A national disgrace is a good way to put it, but it’s still an understatement and there will be a price to pay for it, I know that as sure as I know anything. There will be major league blowback for this. You want to see blue states turn on their party? Just watch. Well we need an independent party on the left in this country and we need it badly. Maybe this is what will finally make it happen.
P.S. As you might have guessed, yes I am from the area in question.
fifty billion dollars. From one storm. Now scientists are discussing the possibility of rapid change.
Sometime, maybe sooner than later, the USA will be unable to pay for the costs of climate change, even if it’s leaders wanted to.
It’s quite possible that these coastal areas will be abandoned.
No, those storm-damaged areas won’t be abandoned.
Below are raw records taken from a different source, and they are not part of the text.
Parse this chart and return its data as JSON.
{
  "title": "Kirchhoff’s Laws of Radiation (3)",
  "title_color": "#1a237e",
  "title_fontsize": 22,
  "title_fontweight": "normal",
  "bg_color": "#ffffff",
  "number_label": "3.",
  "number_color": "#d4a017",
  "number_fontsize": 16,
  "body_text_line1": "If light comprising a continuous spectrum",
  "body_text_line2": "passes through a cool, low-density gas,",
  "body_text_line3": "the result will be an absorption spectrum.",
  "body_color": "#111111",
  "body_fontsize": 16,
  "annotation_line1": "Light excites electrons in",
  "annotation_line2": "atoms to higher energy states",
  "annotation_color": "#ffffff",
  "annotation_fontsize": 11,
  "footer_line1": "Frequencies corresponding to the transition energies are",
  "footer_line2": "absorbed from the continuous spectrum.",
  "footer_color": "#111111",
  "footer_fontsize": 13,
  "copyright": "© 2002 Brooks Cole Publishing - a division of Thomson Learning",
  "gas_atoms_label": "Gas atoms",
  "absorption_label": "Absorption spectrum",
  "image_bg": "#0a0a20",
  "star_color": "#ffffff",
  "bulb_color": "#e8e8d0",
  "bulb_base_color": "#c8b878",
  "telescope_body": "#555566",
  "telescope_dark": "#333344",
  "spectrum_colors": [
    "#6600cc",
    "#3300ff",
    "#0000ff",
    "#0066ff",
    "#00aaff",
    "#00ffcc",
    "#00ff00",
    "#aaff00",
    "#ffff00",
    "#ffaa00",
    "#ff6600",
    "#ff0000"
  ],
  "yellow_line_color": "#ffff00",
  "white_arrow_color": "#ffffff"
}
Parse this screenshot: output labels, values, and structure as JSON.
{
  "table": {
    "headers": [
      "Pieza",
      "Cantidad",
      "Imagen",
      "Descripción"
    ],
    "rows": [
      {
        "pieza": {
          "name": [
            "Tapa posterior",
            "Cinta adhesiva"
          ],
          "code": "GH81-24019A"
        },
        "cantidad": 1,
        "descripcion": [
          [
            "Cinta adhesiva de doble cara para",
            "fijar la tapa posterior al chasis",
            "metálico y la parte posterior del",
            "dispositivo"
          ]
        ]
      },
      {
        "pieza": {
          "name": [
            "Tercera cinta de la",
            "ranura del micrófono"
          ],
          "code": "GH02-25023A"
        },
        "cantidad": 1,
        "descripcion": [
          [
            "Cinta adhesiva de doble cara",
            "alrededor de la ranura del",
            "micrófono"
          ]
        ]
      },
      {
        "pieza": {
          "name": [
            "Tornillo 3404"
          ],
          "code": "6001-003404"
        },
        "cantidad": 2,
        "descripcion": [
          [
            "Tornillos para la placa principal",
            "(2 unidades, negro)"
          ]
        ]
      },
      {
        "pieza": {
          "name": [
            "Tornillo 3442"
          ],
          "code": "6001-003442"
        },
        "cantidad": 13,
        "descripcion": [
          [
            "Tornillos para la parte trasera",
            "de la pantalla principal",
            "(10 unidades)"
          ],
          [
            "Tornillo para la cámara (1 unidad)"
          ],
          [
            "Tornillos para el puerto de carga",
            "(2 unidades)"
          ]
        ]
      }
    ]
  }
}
Poor people will occupy them.
This is a joke right? Where do people think money comes from?
The Fed should set up a emergency lending facility, it could lend at 0.25% for more or less forever (whatever the term, the Fed can just roll it over). To melt everyone’s brain, lend it all to that legal black hole, the Port Authority of New York and New Jersey (“a body corporate and politic created by interstate compact between the States of New York and Jersey with the consent of the Congress of the United States”). They were just talking about hiking tolls and fees by $1 billion a year, that’ll be enough revenue pay the interest on up to $400 billion in debt.
I doubt New York and New Jersey will need to draw on even a tenth of that but better to have and not need than vice versa. Naturally, this wouldn’t add to the federal deficit or ever require a vote by Congress.
Now the reason infrastructure rebuilding has never been funded this way is because Wall Street would go bonkers. However, when the infrastructure to be rebuilt IS Wall Street, well, that’s a different kettle of fish, isn’t it?